O gün; annem ve kız kardeşime bilet alabilmek için saat 2'de evden çıktım.Kalabalık olur düşüncesi bende hakim olduğu için zaman kazanmak adına direkt otobüsle gitmek yerine trenle gitmeyi tercih ettim.Söğütlüçeşme'de indim;stada doğru yürümeye başladım.Bir de ne göreyim,inanılmaz bir kuyruk...Genci,yaşlısı,bebeği,hepsi Fenerbahçe için bir araya gelmişler.Muazzam bir olay...
Bu gördüğünüz kuyruk,o gün tezahüratlar ve sloganlar eşliğinde yavaş yavaş ilerledi Fenerium'a doğru.Ben bu resimde sağ alttaki beyaz arabanın oradaydım.Bizimkilere bilet kalmayacağının farkındaydım ama sırf orada bulunmuş olmak için saatlerce durdum.Benim Fenerium'un kapısına varmam ise tam 4 saati buldu.Geldiğimde kapılar kapanmıştı,haliyle bilet de kalmamıştı.

Bizimkiler de maça gösterilecek ilginin bu kadar fazla olacağını tahmin edemeden,benim bilet alabileceğimi düşünerek,giydiler formalarını çıktılar evden.Ben ise elimde Fenerium'dan aldığım flamayla kafelerin önünde dikilerek,ara sıra camdan televizyona bakarak ve stadda yaratılan atmosferin bende yarattığı şaşkınlık ile maçı takip etmeye çalıştım.Maçın ilk yarısını bu şekilde izledim. 2.yarıyı ise bizim arabayla eve dönerken radyodan dinledim.
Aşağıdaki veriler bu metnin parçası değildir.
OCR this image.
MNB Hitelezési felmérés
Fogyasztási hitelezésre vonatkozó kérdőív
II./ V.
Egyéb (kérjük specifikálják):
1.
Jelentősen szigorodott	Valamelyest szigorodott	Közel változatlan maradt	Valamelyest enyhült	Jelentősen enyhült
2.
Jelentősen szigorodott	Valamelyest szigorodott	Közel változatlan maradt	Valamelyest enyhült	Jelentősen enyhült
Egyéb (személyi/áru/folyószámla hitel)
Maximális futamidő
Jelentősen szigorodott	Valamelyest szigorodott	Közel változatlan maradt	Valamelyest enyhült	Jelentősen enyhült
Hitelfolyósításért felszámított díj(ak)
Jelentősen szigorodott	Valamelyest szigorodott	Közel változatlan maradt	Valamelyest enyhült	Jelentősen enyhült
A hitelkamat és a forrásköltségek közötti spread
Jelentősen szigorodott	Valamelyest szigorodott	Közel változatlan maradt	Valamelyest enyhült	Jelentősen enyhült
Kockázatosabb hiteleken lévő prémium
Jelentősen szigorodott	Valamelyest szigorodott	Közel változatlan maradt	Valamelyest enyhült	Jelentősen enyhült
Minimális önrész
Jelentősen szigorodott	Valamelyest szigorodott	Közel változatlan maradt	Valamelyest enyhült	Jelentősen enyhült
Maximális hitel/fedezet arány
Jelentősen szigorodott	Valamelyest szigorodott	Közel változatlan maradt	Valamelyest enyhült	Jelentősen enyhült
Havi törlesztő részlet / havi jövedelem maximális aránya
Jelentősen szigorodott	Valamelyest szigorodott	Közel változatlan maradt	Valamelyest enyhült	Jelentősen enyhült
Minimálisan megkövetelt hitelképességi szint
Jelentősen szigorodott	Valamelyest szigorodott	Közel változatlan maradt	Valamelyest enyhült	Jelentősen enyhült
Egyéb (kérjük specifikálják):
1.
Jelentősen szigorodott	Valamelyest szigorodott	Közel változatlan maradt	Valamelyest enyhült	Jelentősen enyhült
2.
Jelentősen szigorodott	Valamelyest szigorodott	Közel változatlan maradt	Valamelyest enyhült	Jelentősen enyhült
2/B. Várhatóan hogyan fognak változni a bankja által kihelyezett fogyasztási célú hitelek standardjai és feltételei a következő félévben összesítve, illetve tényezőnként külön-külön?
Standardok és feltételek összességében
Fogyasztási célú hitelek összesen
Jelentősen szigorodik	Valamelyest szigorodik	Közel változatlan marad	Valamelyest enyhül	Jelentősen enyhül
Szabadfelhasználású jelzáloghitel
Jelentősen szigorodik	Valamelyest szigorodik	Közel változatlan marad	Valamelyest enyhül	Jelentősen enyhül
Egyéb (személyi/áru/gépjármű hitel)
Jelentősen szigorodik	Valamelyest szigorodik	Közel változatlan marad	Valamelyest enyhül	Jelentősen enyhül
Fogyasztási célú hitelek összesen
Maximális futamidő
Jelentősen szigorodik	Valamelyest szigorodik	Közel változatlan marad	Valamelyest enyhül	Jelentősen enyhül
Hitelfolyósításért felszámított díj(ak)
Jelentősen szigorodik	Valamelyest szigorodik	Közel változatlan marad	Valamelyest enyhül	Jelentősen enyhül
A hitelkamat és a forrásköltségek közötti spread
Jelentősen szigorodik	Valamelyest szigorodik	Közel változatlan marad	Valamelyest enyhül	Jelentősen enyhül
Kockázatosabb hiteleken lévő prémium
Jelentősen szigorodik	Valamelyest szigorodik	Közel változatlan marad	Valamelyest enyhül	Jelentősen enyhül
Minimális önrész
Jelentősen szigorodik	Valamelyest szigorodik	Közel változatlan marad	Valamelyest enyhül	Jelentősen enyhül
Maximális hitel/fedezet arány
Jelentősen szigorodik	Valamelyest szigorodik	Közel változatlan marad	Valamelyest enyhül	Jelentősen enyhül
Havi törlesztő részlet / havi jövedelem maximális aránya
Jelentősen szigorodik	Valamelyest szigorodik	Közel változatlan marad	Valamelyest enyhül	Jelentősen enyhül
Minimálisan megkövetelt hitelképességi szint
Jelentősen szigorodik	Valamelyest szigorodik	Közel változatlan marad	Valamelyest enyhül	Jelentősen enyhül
Eve geldiğimde ise o gün stadyumu dolduran kadın ve çocukların coşkusunu tekrar tekrar izlemekten çok büyük keyif aldım.Son dakikada Semih'in ofsayt gerekçesiyle sayılmayan,ama aslında ofsayt olmayan golünü her ne kadar bizi üzmüş olsa da pek umrumuzda değildi aslında.Sadece işin gururlanma kısmındaydık biz.

20 Eylül 2011.Benim neden Fenerbahçeli olduğumu bir kez daha anladığım ve bununla gurur duyduğum gün.Fenerbahçeli kadın ve çocuk taraftarların destan yazdığı tarih olarak not düşülsün.